Fast Computation Algorithm for Discrete Resonances among Gravity Waves

TL;DR

This paper introduces a fast algorithm for computing discrete resonances among gravity waves with large integer wave-numbers, addressing a key computational challenge in understanding short-wave turbulence effects.

Contribution

It presents a novel, efficient algorithm for solving resonance conditions among gravity waves with large integer wave-numbers, advancing the study of discrete wave interactions.

Findings

Demonstrated the algorithm's efficiency for wave-numbers up to 10^3

Confirmed the existence of discrete effects in short-wave spectra

Discussed potential generalizations to other wave types

Abstract

Traditionally resonant interactions among short waves, with large real wave-numbers, were described statistically and only a small domain in spectral space with integer wave-numbers, discrete resonances, had to be studied separately in resonators.
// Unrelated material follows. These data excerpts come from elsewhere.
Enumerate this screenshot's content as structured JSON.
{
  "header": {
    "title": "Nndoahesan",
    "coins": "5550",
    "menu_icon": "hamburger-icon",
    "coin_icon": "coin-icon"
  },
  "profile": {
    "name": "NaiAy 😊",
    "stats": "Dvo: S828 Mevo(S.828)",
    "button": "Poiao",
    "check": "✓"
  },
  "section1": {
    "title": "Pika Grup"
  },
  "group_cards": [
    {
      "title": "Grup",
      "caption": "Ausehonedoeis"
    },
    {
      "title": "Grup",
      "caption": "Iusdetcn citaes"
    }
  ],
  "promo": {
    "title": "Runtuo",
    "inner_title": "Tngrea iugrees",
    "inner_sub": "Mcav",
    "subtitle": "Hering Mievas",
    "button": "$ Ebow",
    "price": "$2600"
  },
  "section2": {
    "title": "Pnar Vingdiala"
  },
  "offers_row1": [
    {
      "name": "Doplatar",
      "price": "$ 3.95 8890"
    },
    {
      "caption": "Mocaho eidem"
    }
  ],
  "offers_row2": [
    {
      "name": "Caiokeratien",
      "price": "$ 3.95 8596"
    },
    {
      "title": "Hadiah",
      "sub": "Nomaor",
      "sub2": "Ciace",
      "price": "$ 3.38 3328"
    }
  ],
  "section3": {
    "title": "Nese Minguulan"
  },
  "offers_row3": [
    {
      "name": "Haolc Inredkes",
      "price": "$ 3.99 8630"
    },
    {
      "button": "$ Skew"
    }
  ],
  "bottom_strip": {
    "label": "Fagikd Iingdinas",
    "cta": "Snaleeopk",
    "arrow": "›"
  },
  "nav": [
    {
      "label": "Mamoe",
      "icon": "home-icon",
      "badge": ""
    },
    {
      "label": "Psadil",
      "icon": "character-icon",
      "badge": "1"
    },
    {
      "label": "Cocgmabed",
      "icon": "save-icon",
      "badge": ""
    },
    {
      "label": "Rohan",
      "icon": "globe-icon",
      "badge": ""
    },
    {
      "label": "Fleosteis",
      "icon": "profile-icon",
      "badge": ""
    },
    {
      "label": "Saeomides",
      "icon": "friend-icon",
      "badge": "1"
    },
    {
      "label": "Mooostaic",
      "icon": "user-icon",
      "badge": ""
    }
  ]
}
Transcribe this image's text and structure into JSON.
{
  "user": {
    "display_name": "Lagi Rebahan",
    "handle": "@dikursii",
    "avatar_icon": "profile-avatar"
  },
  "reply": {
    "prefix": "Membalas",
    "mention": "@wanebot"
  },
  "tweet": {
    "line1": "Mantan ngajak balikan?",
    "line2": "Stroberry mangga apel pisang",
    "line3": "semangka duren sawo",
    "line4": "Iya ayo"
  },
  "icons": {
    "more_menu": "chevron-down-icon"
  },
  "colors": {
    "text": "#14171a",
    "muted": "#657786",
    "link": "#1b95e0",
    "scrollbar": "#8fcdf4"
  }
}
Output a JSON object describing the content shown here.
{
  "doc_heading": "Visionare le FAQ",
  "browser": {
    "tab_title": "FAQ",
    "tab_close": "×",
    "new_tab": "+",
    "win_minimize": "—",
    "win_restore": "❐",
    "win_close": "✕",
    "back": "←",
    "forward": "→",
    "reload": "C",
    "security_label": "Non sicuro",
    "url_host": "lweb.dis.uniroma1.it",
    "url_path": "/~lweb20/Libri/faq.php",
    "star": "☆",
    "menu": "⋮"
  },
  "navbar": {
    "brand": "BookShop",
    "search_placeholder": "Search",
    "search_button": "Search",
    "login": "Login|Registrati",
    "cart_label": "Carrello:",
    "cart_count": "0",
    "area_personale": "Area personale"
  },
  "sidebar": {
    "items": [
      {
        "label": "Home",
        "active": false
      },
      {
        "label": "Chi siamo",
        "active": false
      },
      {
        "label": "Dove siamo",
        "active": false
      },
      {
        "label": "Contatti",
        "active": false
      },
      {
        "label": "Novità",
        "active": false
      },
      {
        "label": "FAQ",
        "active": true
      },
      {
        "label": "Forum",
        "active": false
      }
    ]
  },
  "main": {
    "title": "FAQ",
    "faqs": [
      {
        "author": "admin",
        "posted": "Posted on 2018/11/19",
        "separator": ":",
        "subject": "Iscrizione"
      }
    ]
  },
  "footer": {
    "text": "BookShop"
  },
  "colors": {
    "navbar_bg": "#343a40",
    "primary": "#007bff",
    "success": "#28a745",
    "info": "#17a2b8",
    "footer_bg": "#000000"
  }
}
Numerical simulations of the last few years showed unambiguously the existence of some discrete effects in the short-waves part of the wave spectrum. Newly presented model of laminated turbulence explains theoretically appearance of these effects thus putting a novel problem - construction of fast algorithms for computation of solutions of resonance conditions with integer wave-numbers of order $10^3$ and more. Example of such an algorithm for 4-waves interactions of gravity waves is given. Its generalization on the different types of waves is briefly discussed.